Singapore halts import of live pigs from Indonesia’s Pulau Bulan amid African swine fever outbreak

SINGAPORE — Singapore has suspended the importation of live pigs from Indonesia’s Pulau Bulan Island following the detection of African swine fever in several pig carcasses.

The Singapore Food Agency (SFA) confirmed the incident on Thursday (20 Apr) and stated that the affected carcasses have been removed from the abattoir’s production line.

The SFA has put a temporary halt to imports while investigations continue.

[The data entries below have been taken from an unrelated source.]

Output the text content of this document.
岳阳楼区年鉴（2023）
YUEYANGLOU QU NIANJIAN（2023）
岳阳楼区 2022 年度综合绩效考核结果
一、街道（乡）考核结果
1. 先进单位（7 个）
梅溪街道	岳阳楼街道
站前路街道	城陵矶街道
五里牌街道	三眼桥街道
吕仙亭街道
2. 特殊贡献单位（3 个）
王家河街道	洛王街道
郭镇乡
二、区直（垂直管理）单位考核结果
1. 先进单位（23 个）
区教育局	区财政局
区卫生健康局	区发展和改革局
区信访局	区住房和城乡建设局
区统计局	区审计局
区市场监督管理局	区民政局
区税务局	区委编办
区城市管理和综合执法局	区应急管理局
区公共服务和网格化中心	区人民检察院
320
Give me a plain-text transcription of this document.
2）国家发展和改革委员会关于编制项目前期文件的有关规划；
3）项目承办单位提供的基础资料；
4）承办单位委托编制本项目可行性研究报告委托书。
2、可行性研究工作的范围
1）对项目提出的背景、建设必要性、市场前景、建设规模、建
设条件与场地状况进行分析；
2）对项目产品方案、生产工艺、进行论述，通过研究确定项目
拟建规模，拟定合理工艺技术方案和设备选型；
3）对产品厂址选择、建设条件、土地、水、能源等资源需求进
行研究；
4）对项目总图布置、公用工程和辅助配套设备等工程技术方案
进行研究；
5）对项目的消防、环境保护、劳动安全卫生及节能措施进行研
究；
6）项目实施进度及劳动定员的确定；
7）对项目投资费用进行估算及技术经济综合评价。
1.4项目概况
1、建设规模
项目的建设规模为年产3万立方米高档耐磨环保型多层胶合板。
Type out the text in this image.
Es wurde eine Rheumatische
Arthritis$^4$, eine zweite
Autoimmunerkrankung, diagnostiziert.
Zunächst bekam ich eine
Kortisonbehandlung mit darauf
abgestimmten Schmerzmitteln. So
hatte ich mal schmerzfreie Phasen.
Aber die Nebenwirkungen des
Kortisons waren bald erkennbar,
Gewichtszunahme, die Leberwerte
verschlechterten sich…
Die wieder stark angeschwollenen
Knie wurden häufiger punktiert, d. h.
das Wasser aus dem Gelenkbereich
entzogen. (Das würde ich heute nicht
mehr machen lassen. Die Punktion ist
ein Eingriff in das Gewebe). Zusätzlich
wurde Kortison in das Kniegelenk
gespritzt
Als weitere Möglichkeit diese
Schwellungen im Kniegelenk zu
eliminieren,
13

Consequently, there will be temporary disruptions to the supply of freshly slaughtered pork starting from April 23.

The SFA is collaborating with the abattoir to sanitize the facility and its surroundings after completing the slaughter of pigs currently present there, as well as to maintain biosecurity measures.

The agency assures the public that pork in Singapore remains safe for consumption, as African swine fever does not pose a risk to humans and is not a food safety concern. Pigs that are healthy and have passed SFA inspections are safe to consume.

SFA and the Animal & Veterinary Service will continue to closely monitor the situation.

The agency requires regions exporting raw pork to Singapore to be free of the disease, as raw meat from infected pigs can potentially transmit the virus.

Processed pork products from approved establishments in affected areas are allowed for import and sale, provided they have undergone heat treatment to inactivate the virus. Singapore’s import conditions align with the guidelines and standards from the World Organisation for Animal Health.

Pulau Bulan’s live pigs account for approximately 15% of Singapore’s total pork supply.

The SFA highlights that Singapore’s pork supply is well diversified, with over 20 sources including live pigs from Sarawak and chilled or frozen pork from countries such as Australia, Brazil, Denmark, and New Zealand. The agency plans to work with the industry to increase chilled and frozen pork imports from other sources.

SFA highlighted the importance of diversification as a crucial food security strategy for Singapore. It reduces the impact of disruptions from any single source by allowing importers to quickly turn to alternative sources to stabilize the nation’s food supply, said the agency.

The SFA encourages consumers to be flexible and adaptable in their choice of food, opting for a variety of food types from different sources, including other meat forms like frozen or chilled pork or alternative protein options.

The agency emphasized that responsible purchasing and avoiding hoarding will ensure ample supplies for everyone.